Tanana Chiefs Conference VPSO Sgt. Jody Juneby Potts said she is making sure a peer support system is in place for her officers. TCC already has its own behavioral health department, but Potts hopes to provide more than a counselor.

"I want to make sure they're able to speak to someone who can relate to their situation," she said.

Adjusting training and procedures

Beyond the larger issues, nuanced questions remain. For example, troopers previously trained village public safety officers to carry Tasers on their "strong sides," meaning right-handed officers toted the less-than-lethal weapon on their right hips.

"Because they've never carried guns, because we never anticipated this, they've carried Tasers on their strong side just like a trooper would carry his firearm," Merrill said.

Now, the officers are expected to carry guns in the same place. Merrill said the VPSOs need to be trained so they don't inadvertently draw their guns expecting a Taser.

The issue is not unprecedented. Merrill mentioned a San Francisco incident in which Bay Area Rapid Transit police officer Johannes Mehserle, according to his defense, confused his gun for his Taser and killed Oscar Grant III in the early morning hours of New Year's Day 2009. A year later, Mehserle was found guilty of involuntary manslaughter.

"We've already had the VPSOs transition their Tasers to the opposite side so they can break muscle memory," Merrill said.

‘It’s a personal choice’

The process is moving slowly, but the Native associations like it that way.

A total of 20 VPSOs may be armed as part of the pilot project, Merrill said.
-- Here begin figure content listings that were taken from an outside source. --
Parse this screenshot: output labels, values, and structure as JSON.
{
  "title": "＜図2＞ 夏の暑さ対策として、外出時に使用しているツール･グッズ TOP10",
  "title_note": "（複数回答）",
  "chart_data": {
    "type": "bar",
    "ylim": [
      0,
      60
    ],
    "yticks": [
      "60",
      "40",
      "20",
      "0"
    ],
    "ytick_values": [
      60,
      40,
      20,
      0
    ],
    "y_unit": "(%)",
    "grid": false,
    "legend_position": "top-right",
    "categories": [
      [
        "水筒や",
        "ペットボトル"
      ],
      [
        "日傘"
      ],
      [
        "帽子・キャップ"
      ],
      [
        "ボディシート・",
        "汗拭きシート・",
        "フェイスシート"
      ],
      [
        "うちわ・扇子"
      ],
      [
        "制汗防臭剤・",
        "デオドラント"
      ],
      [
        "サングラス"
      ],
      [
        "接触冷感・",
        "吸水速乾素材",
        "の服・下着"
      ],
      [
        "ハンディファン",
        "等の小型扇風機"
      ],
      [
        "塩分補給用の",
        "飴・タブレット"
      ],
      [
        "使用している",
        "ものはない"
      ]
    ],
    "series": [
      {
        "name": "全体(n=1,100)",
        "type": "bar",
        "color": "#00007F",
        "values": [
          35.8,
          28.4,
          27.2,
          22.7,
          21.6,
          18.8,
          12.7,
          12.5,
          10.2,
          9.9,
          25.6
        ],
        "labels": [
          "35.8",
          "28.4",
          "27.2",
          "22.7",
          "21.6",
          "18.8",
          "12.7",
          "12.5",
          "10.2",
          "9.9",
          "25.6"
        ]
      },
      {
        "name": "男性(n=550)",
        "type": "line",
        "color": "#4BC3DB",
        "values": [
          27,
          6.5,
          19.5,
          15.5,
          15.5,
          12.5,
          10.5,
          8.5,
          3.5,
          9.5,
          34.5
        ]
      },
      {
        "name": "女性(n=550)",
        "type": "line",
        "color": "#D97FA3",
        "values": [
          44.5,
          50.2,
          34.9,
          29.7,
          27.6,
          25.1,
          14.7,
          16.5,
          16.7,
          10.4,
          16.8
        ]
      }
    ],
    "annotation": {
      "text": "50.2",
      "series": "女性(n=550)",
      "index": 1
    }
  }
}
However, only half the regional organizations have confirmed they have officers who would like to be among the first to carry firearms, he said.
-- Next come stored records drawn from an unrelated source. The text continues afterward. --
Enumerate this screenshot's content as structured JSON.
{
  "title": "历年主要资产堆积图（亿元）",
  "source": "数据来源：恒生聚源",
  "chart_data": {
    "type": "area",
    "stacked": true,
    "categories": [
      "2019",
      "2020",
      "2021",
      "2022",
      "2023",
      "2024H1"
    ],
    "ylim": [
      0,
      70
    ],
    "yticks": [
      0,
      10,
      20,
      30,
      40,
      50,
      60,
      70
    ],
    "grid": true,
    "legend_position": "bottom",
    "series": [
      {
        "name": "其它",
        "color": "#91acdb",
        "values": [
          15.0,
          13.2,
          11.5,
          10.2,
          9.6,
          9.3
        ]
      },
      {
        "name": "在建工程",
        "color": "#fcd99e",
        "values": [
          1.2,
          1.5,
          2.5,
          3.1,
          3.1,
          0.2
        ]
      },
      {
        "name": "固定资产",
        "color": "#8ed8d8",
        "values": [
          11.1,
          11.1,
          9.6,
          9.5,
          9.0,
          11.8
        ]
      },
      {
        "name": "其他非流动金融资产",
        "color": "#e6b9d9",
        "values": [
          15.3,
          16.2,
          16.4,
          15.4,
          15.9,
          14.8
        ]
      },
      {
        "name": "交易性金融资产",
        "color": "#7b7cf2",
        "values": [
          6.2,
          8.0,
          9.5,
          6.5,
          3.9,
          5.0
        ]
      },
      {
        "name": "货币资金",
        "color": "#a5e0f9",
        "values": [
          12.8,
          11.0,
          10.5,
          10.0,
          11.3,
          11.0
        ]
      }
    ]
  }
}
The law does not require VPSOs to be armed. Rather, it makes it an option for the Native associations and their villages.

Potts said TCC supports arming the officers, but it is ultimately up to the tribes and the VPSOs. So far, five certified, badge-wearing officers have expressed an interest in receiving the training, she said.
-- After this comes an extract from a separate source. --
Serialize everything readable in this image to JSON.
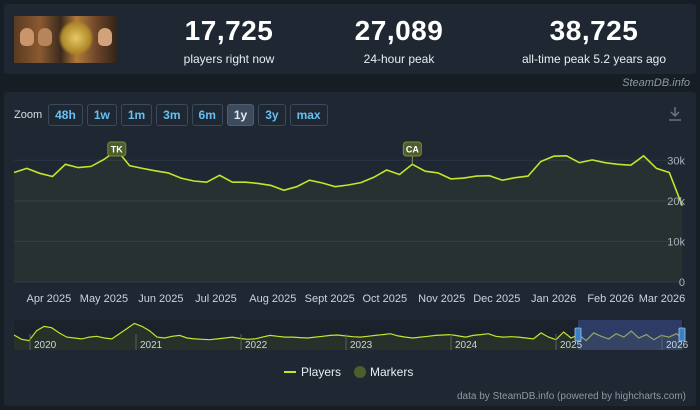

Additionally, she emphasized that any new hires will undergo multiple evaluations to ensure they're physically and mentally fit to protect communities, firearm or no.

"We don't want to do this quick, because there are so many things to think about," Potts said.

Anderson said BBNA is in the process of contacting villages where VPSOs are located and getting a feel for the notion of gun-carrying officers. He said not all officers want to carry firearms.

"I was talking to an officer recently, and he was telling me he's not sure if it's something he wants to go through with," Anderson said. "It's a personal choice, as well."

Madole remains in the thoughts of Manakotak residents. A dedication for the officer, who was well-liked by villagers, is planned for Sunday, Anderson said.

As for his accused killer and the trial, assistant attorney general Robert Henderson of the Office of Special Prosecutions said jury selection should wrap up Thursday. He anticipated the jurors will enter deliberations after a week of trial.